Hitachi (TSE:6501, Hitachi) today announced it has bought the Horizon nuclear power project in the UK for £696m ($1.2bn).

Horizon was set up by RWE and E.ON to build two new nuclear plants, but the German companies pulled out earlier this year citing financial difficulties following the Merkel government’s decision to withdraw from nuclear power.

The purchase is expected to be finalised by the end of November and Hitachi also announced today that it has signed deals with British companies Babcock International and Rolls-Royce to help plan and deliver the plants.

Hitachi president Hiroaki Nakanishi said that today marked the start of “our 100 year commitment to the UK and its vision to achieve a long-term, secure, low-carbon, and affordable energy supply”.

“We look forward to sharing Hitachi’s corporate vision and nuclear business policy with the management and employees of Horizon, and working harmoniously with UK companies and stakeholders for the delivery of this vital part of Britain’s national infrastructure and the creation of a strong UK nuclear power company.”

The two locations for the plants are at Anglesey in Wales and Oldbury in England and Hitachi will utilise ABWR (Advanced Boiling Water Reactor) at both sites.

Hitachi said that it anticipates the creation of up to 6000 direct jobs at each site during the construction phase and a further 1000 permanent jobs per site once the reactors are operational.

Todays news was warmly welcomed by the UK’s Nuclear Industry Association, which said that the deal “demonstrates strong investor confidence in the UK”.

NIA chief executive Keith Parker said: “The sale of Horizon is a tremendous boost for the UK new build programme and the UK nuclear industry.

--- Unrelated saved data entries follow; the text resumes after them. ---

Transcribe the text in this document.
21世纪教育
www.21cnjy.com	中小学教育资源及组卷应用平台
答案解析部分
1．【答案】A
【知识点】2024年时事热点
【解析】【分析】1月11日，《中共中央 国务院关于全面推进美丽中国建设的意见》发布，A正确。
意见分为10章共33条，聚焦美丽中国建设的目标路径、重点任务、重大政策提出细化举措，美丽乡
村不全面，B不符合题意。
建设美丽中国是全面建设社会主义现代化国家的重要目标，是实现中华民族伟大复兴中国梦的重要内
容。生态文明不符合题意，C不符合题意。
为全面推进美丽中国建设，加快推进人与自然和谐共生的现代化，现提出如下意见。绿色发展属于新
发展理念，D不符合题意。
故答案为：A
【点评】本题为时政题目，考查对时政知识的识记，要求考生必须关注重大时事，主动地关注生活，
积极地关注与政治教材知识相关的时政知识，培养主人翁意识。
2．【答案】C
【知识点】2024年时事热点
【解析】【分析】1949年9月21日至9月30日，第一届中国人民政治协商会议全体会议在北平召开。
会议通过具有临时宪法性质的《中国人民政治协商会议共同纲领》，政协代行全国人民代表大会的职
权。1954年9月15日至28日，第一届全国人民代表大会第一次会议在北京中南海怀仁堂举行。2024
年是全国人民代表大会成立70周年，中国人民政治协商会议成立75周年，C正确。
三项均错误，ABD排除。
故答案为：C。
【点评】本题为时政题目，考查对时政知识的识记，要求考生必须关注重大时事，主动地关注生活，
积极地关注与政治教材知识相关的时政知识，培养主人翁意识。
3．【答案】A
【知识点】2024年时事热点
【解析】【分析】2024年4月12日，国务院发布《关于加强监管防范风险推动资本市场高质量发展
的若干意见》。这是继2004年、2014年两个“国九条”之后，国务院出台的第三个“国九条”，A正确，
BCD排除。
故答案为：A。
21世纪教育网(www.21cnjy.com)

We are confident that the consortium will now work closely with the regulators to ensure that an agreement is reached on the design assessment of the reactor, which has already received regulatory approval in Japan, Taiwan and the US. This announcement is good news for the UK supply chain, for jobs in the nuclear sector, and for the wider economy.”

UK Energy Secretary Ed Davey said: “Hitachi bring with them decades of expertise, and are responsible for building some of the most advanced nuclear reactors on time and on budget, so I welcome their commitment to helping build a low carbon secure energy future for the UK. I particularly welcome Hitachi’s firm commitment to involve the UK supply chain and local workforce.”

Angela Knight, chief executive of Energy UK, said that the deal “demonstrates the benefits in jobs and growth that the UK could see if the right policies and regulations are in place to attract the investment that we need. Today’s announcement represents a vote of confidence in the UK’s energy future.”